Uno degli obbiettivi del film è stato anche riportare alla luce l’antico folclore della tradizione popolare veneta. Oggi in Veneto, come in gran parte d’Italia, a causa del cambiamento della struttura della società e della scomparsa della generazione più anziana, si sono quasi totalmente dimenticati usi, costumi, leggende, mitologie e rituali propri della nostra cultura. Ritual vuole riportare l’accento sulla comune credenza nel magico, che un tempo serviva a spiegare gli eterni problemi del vivere, e di cui oggi, forse più che mai, sentiamo ancora il bisogno».
SINOSSI:
La giovane e fragile Lia (Désirée Giorgetti) si trova coinvolta in un rapporto molto passionale con Viktor (Ivan Franek), un sadico e narcisista uomo d’affari. Il loro equilibrio malato viene rotto quando Lia rimane incinta; l’uomo le impone di abortire e Lia va in pezzi. Gravemente depressa, dopo un tentato suicidio, nell’ultimo disperato tentativo di guarire, Lia lascia Viktor e va a far visita alla zia Agata (Anna Bonasso) nella sua misteriosa villa di campagna del 1700, in uno sperduto paesino veneto, Mason, ricco di tradizioni popolari, credenze magiche, leggende e riti. La zia Agata è la guaritrice del villaggio da sempre appassionata di psicomagia e medicina alternativa. Ha imparato ad usare questi metodi di cura dal defunto marito cileno Fernando (Alejandro Jodorowsky), che ancora le appare in sogno per consigliarla. Lia, quand’era bambina, passava tutte le estati in campagna dalla zia. Ritornare in quei luoghi d’infanzia sembra inizialmente le giovi ma la sua serenità purtroppo non dura a lungo. La prima notte di permanenza nella villa di Mason, Lia sente uno strano canto provenire dal giardino. A cantare un’inquietante ninna nanna, è l’Anguana (Patrizia Laquidara), una creatura magica, tra la strega e la sirena, che popola le leggende popolari venete. Nei giorni seguenti, tra le siepi del grande giardino, Lia incontra anche due strani bambini che tornano spesso a farle visita e le recitano vecchie nenie e filastrocche.

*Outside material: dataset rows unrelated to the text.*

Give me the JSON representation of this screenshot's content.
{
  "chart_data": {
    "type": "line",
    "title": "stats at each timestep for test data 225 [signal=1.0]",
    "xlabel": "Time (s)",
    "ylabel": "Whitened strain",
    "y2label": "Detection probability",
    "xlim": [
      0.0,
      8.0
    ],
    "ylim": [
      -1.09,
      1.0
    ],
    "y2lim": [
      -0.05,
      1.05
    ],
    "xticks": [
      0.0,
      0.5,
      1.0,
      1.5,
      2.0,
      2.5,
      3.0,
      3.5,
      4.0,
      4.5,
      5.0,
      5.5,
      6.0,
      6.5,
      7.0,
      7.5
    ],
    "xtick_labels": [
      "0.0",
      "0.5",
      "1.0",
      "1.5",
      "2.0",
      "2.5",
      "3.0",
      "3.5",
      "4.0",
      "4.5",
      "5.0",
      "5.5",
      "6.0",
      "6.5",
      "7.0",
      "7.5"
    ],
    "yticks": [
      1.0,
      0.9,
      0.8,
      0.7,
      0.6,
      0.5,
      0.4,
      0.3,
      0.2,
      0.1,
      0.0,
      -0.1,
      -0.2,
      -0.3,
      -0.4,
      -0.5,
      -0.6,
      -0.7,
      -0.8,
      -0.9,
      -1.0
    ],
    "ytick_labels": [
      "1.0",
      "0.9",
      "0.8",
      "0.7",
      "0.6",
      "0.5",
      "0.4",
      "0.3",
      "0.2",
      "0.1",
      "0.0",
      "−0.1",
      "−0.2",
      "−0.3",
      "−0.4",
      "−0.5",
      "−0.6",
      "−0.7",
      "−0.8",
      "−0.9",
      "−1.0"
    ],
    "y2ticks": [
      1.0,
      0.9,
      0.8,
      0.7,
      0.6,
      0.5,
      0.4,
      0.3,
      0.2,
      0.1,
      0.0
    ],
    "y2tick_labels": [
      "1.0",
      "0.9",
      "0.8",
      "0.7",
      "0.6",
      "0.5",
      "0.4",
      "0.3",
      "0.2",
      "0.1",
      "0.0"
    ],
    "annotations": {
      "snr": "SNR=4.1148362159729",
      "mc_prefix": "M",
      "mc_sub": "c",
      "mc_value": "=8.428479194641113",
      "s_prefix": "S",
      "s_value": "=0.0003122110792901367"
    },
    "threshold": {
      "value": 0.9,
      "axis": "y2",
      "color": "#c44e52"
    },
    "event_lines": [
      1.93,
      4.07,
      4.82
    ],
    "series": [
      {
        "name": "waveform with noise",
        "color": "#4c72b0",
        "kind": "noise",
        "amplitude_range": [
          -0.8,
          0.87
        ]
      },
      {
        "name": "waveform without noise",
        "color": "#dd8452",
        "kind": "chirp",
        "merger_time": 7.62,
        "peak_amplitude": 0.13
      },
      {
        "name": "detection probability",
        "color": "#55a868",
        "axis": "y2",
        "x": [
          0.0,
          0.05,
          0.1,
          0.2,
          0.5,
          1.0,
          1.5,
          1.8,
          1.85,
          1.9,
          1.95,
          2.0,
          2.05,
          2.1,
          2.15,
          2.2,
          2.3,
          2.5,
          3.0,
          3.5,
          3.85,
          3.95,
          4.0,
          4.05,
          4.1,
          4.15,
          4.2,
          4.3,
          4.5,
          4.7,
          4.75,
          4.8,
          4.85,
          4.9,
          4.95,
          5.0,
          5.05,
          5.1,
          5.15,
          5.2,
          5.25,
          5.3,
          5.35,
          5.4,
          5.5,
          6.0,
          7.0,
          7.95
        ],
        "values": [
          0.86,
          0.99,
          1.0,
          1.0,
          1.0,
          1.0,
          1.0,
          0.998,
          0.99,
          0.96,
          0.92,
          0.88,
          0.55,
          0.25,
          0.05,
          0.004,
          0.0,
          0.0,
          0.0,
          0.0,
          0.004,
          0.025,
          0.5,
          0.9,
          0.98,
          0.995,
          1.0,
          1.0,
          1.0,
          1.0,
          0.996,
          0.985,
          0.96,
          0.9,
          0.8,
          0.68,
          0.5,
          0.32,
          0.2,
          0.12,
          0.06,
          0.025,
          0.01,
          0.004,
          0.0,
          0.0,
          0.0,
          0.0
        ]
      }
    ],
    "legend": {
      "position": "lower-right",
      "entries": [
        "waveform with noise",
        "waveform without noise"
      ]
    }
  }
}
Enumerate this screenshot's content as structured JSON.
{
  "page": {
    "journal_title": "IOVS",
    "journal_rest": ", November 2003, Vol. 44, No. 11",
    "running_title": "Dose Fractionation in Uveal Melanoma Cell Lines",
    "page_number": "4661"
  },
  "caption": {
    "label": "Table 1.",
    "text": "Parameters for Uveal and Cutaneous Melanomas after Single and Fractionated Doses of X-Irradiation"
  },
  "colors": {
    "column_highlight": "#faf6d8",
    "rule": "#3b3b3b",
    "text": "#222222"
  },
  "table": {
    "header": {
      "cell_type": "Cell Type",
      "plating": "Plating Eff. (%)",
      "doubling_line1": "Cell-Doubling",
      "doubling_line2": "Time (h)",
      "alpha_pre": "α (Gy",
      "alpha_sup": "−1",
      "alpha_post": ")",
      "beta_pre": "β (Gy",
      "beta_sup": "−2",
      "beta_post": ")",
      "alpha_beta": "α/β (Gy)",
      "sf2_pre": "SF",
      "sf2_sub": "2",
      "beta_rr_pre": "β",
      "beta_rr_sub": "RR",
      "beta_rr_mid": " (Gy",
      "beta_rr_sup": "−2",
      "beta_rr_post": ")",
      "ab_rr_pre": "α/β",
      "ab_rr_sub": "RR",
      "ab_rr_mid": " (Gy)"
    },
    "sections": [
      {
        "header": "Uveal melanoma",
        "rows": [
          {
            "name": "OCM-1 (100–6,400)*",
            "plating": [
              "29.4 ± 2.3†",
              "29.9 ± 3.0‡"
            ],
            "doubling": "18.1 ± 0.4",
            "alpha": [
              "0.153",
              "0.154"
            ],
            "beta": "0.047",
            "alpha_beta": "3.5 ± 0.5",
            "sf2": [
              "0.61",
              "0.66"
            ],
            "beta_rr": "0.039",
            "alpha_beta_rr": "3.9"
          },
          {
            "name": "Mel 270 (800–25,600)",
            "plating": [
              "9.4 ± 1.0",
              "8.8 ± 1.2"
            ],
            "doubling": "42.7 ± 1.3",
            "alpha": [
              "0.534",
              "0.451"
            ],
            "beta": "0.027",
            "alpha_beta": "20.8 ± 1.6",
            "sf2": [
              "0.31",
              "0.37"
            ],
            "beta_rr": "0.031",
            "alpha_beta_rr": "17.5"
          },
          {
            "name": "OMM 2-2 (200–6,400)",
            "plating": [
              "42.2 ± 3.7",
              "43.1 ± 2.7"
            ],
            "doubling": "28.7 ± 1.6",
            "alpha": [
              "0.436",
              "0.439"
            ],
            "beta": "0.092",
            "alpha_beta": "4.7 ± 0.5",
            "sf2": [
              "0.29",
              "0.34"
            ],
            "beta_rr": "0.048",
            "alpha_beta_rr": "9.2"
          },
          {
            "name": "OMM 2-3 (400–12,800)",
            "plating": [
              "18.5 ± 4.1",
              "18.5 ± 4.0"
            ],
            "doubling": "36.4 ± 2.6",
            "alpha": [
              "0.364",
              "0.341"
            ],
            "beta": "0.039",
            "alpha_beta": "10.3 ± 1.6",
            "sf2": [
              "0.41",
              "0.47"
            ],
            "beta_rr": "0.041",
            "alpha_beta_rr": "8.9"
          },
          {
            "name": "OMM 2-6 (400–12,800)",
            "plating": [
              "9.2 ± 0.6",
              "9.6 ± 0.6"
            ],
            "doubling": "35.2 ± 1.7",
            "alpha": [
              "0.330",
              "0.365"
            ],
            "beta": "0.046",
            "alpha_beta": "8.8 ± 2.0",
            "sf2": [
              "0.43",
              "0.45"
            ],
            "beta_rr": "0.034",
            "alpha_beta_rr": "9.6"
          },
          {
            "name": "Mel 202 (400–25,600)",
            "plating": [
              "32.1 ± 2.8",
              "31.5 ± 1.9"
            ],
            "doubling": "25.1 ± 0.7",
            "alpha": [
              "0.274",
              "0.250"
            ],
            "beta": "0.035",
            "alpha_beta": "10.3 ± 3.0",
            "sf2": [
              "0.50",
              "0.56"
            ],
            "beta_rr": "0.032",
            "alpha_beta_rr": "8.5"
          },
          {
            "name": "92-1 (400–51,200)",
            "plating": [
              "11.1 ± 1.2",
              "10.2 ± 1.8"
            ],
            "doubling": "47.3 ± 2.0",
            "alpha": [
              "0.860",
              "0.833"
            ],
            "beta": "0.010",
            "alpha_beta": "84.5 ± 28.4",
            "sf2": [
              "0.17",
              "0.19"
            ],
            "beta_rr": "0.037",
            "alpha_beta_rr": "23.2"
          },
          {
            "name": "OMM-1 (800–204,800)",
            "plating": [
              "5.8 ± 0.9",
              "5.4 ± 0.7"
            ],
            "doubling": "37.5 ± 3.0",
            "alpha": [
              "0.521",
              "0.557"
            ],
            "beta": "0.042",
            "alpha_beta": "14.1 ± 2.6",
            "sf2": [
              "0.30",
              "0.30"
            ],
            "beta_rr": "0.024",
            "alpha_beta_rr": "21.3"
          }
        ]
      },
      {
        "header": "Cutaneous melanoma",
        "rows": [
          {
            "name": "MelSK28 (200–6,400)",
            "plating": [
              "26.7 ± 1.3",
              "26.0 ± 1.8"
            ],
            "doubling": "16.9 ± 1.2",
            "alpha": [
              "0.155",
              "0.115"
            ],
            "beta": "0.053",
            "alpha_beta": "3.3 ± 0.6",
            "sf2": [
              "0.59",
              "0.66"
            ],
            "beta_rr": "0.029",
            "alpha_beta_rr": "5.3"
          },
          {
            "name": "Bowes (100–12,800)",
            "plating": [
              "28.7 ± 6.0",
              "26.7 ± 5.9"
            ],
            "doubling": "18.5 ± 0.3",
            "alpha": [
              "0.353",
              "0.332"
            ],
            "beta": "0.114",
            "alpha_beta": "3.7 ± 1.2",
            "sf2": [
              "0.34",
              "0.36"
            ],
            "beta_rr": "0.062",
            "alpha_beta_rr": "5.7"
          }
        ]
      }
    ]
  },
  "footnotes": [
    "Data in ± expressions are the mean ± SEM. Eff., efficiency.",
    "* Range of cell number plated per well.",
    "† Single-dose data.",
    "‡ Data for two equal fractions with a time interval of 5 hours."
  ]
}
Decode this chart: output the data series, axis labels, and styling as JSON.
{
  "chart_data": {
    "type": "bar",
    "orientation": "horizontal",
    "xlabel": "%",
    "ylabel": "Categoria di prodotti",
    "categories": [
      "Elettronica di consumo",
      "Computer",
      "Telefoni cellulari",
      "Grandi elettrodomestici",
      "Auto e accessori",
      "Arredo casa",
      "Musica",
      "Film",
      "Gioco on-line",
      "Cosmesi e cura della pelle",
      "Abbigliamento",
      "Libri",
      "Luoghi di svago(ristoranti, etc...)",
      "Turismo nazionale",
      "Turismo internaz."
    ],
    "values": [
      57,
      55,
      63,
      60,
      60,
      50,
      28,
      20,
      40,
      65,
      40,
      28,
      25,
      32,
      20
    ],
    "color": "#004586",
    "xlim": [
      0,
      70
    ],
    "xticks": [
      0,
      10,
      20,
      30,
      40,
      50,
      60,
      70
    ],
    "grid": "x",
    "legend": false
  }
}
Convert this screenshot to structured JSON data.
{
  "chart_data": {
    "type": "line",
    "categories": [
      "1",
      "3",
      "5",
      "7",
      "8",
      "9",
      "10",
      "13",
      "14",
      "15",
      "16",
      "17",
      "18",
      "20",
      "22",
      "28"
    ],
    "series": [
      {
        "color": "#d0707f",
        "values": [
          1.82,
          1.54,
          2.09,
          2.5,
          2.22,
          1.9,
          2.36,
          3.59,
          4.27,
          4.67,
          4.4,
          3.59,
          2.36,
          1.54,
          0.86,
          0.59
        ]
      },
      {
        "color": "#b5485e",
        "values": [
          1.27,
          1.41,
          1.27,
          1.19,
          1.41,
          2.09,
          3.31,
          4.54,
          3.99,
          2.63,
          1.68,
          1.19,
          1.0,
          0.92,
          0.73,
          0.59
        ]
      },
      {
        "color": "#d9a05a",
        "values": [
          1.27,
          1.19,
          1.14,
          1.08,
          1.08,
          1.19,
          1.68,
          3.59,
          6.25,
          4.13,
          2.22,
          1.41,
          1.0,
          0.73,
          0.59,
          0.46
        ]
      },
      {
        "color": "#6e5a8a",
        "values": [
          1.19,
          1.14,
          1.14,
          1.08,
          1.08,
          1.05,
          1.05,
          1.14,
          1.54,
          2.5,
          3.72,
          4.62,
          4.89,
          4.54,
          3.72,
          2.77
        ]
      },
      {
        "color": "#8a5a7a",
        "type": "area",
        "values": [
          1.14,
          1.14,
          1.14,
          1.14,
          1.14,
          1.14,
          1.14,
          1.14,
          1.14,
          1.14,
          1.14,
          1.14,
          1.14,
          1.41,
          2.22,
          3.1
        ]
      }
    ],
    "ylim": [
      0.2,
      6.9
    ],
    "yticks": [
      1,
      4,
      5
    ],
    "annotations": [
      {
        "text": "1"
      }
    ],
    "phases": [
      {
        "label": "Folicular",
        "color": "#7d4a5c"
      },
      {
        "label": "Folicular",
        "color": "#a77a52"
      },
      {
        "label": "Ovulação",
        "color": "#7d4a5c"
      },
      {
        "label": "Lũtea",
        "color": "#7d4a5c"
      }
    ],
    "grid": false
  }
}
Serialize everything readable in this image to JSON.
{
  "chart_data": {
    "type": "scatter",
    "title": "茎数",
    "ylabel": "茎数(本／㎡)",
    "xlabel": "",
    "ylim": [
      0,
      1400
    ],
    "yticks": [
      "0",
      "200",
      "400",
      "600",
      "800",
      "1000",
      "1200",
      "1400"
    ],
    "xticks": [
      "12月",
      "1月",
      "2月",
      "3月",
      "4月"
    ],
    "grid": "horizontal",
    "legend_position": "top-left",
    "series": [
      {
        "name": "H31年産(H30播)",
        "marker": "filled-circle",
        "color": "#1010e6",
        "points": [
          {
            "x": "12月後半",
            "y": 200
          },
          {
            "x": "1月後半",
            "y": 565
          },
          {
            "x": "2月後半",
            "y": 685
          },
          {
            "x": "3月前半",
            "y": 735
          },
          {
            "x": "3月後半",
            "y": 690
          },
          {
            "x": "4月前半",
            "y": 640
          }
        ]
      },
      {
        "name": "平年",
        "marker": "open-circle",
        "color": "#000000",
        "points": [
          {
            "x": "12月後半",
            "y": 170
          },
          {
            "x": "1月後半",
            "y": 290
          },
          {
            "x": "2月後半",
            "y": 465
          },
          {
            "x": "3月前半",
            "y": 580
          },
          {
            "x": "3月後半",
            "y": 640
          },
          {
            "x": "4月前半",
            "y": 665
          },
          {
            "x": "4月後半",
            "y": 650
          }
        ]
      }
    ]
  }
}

La zia Agata vorrebbe curare la nipote con un rito psicomagico jodorowskiano ma Viktor, che ha raggiunto Lia in campagna, completamente scettico, si oppone ai metodi curativi di Agata, considerandola solo una vecchia ciarlatana completamente pazza.
Approfittando dell’assenza di Viktor, dovuta ad un litigio con Lia, le due donne si affrettano per compiere il rito che ha lo scopo di liberare l’inconscio di Lia dal suo senso di colpa, ma Viktor torna e prova in ogni modo ad ostacolarle.